Overview of Downtown Community Court Process
When an accused person arrives at the community court, they are met by the court's defence lawyer. The accused can choose to work with their own lawyer instead, if they have one.
After discussing the case with defence counsel, the accused can agree to resolve their case in the community court or, after appearing before the community court judge once, dispute the case and proceed with a trial in a mainstream court.
Triage team interview
If the accused agrees to work to resolve their case in the community court, they are asked to consent to an interview with a member of a triage team. Triage teams are made up of people who work with the community court, and generally include representatives from probation, health and social services, and housing. Where the offender is Aboriginal, the offender will be interviewed by the native courtworker.
The interview will provide information so that the team can understand the accused's circumstances and needs, and develop a plan for consideration by the judge.
In straightforward cases, the plan may simply be a recommendation that the offender attend health or drug treatment information sessions or a referral for housing, income assistance or health care.
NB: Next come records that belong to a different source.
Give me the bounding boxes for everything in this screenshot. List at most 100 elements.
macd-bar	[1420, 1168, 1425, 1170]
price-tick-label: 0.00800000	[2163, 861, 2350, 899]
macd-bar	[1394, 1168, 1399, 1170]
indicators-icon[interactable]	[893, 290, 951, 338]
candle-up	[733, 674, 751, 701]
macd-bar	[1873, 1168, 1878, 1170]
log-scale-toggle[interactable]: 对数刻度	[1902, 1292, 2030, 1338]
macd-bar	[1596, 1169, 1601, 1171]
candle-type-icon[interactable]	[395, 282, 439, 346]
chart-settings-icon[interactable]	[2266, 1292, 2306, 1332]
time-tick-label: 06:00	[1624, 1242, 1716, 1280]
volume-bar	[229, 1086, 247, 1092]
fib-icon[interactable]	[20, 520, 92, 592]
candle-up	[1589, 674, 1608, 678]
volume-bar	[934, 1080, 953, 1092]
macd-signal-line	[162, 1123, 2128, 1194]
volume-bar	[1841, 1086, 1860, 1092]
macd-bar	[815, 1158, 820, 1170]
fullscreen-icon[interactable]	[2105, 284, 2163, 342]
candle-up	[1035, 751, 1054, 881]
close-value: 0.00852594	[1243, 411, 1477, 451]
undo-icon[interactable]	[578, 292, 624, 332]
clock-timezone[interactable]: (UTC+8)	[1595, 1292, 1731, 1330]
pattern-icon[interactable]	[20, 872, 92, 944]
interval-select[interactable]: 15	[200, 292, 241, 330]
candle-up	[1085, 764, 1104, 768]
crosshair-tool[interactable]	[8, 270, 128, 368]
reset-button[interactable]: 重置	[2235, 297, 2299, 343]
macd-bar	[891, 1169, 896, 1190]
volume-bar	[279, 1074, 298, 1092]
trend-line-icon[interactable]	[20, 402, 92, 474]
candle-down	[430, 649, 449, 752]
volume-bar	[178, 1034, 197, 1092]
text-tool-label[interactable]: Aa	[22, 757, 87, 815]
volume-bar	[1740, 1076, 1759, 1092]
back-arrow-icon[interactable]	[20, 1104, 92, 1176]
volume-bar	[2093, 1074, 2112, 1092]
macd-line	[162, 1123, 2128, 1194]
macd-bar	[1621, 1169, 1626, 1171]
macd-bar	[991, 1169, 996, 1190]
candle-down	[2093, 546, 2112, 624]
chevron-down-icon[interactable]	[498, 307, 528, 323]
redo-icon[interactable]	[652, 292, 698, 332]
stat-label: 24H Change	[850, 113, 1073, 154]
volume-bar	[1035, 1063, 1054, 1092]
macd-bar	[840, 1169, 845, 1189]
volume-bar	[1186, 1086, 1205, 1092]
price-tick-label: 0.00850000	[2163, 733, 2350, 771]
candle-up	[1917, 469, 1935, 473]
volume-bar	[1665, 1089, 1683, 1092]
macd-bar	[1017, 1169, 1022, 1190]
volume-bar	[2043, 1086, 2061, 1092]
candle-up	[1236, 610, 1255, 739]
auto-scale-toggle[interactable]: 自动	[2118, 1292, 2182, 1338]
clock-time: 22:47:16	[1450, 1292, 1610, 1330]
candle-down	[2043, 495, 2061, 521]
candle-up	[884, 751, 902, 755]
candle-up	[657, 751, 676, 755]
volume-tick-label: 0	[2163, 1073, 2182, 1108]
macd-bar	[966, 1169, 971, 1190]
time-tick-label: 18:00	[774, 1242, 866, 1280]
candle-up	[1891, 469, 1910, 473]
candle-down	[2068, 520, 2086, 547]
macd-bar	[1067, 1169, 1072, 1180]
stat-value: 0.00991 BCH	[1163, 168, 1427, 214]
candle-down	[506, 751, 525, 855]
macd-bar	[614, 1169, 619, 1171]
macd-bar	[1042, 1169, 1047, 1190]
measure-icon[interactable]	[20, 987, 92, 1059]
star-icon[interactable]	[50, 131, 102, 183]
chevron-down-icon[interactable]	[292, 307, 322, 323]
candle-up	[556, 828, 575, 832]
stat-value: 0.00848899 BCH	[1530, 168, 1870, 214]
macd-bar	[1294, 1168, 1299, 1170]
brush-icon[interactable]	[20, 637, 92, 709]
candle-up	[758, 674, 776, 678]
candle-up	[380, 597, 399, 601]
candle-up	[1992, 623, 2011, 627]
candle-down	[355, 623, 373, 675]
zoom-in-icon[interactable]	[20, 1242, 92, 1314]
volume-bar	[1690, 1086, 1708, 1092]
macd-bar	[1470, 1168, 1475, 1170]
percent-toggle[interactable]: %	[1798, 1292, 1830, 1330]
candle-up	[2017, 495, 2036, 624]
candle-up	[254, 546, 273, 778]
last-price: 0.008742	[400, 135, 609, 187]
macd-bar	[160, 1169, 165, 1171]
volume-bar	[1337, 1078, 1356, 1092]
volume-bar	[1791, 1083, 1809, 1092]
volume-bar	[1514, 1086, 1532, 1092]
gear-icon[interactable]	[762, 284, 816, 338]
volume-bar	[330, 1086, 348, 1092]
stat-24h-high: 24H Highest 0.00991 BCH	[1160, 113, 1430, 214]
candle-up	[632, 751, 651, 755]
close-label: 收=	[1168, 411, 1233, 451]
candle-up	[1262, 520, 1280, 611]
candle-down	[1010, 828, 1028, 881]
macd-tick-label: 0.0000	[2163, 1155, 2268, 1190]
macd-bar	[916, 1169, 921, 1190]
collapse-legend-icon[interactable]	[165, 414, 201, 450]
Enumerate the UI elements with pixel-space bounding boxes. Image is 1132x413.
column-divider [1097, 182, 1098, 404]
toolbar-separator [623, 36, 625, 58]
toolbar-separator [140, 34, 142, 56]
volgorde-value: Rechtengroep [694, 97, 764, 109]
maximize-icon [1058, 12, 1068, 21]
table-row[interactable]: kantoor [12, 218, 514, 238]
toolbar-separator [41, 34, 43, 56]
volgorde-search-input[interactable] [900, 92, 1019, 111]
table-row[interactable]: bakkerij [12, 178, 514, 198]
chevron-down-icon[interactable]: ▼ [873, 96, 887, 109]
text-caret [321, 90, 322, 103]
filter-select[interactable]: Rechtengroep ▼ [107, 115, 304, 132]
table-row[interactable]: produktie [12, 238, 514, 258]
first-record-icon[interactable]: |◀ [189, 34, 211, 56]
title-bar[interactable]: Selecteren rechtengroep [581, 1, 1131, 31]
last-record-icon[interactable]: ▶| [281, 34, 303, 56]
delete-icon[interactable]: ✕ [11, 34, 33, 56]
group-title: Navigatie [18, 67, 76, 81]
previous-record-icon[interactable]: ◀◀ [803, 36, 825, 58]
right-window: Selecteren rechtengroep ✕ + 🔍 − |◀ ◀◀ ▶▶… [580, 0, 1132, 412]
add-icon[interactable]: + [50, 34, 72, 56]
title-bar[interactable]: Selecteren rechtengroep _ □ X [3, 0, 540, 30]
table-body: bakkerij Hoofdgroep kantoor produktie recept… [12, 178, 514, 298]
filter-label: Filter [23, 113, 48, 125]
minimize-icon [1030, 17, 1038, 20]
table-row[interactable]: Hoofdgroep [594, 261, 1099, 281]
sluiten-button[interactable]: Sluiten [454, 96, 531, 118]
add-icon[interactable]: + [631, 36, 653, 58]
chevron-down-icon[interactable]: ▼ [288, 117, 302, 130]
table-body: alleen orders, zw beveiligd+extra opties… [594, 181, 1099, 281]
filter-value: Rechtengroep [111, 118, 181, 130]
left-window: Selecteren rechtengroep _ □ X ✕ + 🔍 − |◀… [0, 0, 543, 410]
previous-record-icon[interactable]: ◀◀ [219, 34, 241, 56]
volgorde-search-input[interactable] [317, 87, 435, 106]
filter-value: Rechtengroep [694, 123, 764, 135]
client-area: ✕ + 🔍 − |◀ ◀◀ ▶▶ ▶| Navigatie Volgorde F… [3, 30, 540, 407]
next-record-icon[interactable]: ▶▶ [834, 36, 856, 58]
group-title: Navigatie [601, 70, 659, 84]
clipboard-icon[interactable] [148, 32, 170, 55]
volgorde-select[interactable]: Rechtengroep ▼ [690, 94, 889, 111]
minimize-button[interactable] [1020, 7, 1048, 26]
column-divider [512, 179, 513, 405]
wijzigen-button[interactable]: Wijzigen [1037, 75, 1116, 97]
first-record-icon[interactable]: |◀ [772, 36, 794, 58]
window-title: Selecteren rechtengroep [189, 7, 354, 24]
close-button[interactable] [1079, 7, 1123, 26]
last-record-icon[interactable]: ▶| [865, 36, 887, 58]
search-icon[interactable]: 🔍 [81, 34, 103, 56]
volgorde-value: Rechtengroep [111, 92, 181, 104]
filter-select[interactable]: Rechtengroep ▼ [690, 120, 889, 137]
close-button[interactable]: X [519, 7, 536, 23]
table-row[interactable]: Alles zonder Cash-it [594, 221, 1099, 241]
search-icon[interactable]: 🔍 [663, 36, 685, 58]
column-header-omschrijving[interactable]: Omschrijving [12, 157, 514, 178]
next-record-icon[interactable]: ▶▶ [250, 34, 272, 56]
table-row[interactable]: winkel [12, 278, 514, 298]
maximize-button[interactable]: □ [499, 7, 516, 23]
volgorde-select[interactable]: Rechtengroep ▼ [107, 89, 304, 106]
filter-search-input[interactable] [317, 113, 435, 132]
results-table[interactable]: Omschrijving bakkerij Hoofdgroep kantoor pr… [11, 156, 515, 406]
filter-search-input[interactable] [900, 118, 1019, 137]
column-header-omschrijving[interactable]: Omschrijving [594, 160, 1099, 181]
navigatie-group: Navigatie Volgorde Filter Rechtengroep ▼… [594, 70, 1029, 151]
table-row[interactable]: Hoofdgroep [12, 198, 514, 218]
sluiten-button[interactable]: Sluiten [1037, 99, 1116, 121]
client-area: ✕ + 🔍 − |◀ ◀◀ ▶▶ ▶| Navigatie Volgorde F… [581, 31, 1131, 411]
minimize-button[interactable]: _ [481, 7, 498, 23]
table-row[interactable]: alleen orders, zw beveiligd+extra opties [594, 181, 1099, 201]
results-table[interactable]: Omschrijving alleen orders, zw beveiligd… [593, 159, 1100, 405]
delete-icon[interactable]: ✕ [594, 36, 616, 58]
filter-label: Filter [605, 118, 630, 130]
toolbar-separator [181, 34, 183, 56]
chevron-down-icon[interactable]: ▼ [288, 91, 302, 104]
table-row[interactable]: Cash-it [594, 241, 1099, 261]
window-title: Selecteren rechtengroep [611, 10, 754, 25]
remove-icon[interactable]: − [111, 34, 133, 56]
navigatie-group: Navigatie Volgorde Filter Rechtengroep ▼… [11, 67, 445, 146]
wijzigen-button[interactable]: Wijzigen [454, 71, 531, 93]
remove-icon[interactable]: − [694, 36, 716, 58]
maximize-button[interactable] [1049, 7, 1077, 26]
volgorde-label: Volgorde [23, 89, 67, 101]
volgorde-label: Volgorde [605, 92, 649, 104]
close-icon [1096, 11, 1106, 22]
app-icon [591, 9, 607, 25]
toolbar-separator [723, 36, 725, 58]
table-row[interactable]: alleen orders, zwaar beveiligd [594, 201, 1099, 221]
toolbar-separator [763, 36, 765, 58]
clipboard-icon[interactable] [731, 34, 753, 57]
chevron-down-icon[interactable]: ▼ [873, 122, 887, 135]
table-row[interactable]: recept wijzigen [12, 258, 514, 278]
More complex cases may require in-depth assessments by mental health, addiction and other professionals working with the court, and their recommendations could include, for example, drug rehabilitation or mental health treatments.
In complex cases, a case management team may be assigned to make sure the offender follows through with recommendations in the intervention plan.
Information given to judge at sentencing
All of the relevant information, including victim impact information, is presented to the judge at the time of sentencing. The judge considers it and renders an appropriate sentence in relation to the severity of the crime, the offender's history, as well as addressing, where possible, the reasons the offender was involved in criminal activity.
The sentence could range from community service, to compensate the community for harm done by the crime, to jail time. In most cases, offenders begin community service immediately after the court's decision.